Garry Rayno's State House Dome: Far-reaching implications of 'legal standings'
August 30. 2014 8:01PM
BUSINESS TAX CREDITS for private and religious school scholarships were ostensibly the Supreme Court's focus last Thursday, but its ruling reaches into the heart of citizens' challenging their government.
The court never addressed the issue of public money going to religious schools through tax credits. Instead, it ordered the case dismissed because the plaintiff had no "legal standing'' to file a challenge.
What the court did address was a 2012 law that sought to overturn an earlier court opinion saying citizens have to show personal harm before they can sue to challenge a law or other government action.
In making its 2010 decision, Baer vs. NH Board of Education, the court said it saw two conflicting paths in determining legal standing. One allowed taxpayers to challenge decisions and law without showing actual harm; the other required personal injury or impairment of rights.
The court said at that time "that taxpayer status, without an injury or an impairment of rights, is not sufficient to confer standing to bring a declaratory judgment action."
Without personal harm or impairment of rights, the court would essentially be issuing an advisory opinion to an individual, the court said, while the constitution only allows the legislature or governor and executive council to request such advice.
Lawmakers decided in 2012 to allow taxpayers to challenge laws and governmental decisions as they had before 2010 and passed HB 1510.
It allows "taxpayers to establish standing without showing that their personal rights have been impaired or prejudiced," in the words of Chief Justice Linda Dalianis, just before she said in last week's ruling that this was unconstitutional.
The change in law had not been controversial in the 2011-2012 Legislature. It was signed by Gov. John Lynch.
The plaintiffs who challenged the education business tax credit used the 2012 law in filing their suit and Strafford Superior Court Judge John Lewis said OK. He then found the provision allowing the tax credit for religious school scholarships unconstitutional.
On Friday, there was scant mention of the court overturning "legal standing.'' Republican leaders praised the court's decision that essentially threw out the challenge to the tax credits. Democrats denounced it.
But the real impact was not lost on the New Hampshire Civil Liberties Union. Its attorney said it would have far greater effects than whether state money can flow to religious schools via tax credits.
"Today's decision will have a significant impact on government accountability," said Atty.

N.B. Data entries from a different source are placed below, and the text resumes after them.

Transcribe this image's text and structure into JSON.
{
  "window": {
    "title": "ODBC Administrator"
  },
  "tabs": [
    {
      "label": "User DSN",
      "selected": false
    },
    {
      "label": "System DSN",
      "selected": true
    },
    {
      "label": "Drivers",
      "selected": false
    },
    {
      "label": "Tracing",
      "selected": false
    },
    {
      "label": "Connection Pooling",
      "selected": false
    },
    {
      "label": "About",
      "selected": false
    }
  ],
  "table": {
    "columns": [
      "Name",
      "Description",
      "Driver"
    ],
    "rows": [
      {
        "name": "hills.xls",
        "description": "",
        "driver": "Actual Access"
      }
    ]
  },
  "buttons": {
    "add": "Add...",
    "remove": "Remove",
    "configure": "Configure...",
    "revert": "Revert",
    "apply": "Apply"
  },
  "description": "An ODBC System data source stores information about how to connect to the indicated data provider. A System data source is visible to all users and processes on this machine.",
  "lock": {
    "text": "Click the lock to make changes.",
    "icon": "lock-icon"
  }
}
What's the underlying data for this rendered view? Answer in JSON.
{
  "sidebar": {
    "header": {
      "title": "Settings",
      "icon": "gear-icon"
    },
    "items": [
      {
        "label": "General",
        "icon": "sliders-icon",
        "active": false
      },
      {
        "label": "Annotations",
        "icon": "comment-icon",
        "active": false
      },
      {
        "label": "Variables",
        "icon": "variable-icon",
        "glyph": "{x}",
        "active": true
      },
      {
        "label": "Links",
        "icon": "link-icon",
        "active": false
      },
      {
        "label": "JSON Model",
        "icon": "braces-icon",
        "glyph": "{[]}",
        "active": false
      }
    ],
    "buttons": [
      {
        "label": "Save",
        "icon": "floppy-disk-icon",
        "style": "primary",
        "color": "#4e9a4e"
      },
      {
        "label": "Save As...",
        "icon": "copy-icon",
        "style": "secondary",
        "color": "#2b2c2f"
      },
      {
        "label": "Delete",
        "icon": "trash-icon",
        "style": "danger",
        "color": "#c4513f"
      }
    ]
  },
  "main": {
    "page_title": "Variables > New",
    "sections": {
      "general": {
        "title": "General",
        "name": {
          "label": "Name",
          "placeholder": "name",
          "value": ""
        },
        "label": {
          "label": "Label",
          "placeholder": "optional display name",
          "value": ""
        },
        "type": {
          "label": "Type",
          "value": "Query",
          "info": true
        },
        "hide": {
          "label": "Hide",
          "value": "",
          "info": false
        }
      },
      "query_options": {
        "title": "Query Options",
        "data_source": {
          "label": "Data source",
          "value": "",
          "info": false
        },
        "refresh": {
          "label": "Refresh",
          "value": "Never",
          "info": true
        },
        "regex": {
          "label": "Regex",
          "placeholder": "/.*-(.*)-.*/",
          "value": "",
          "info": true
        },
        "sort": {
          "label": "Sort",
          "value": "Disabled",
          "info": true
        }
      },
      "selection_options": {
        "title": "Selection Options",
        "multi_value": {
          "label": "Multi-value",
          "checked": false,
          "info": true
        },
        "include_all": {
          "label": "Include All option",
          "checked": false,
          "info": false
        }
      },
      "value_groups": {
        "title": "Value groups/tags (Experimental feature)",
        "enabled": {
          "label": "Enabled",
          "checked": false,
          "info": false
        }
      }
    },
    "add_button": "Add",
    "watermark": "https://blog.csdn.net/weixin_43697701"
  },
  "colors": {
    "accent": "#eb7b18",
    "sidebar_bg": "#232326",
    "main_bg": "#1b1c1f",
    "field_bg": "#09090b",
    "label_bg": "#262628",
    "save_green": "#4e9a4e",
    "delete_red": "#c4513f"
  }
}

Gilles Bissonnette.
"In striking down New Hampshire's taxpayer standing statute, the (court) has made it far more difficult for the people of this state to constrain the actions of New Hampshire government bodies when those actions violate sacred constitutional rights."
If personal injury or impairment of rights has to occur, then a law or decision has to be in place before a legal challenge can occur.
Does that mean a landowner cannot challenge a Site Evaluation Committee decision on the Northern Pass project until it is built and the value of his home plummets; or challenge a planning board decision to allow a mall in a field behind his house before it is built?
Likewise, no citizen could challenge a buffer zone around an abortion clinic until it is put in place, or state money going to religious schools, or changes to voter registration or gun permits.
The education business tax credit program has not been widely successful and Judge Lewis' decision made it even less so.
The Supreme Court did not address the issue at the heart of the challenge and may never have to.
But it does set up what could be a fierce battle between the court and the Legislature and who has the greater reach. In the future, this decision may have as lasting an effect as Claremont.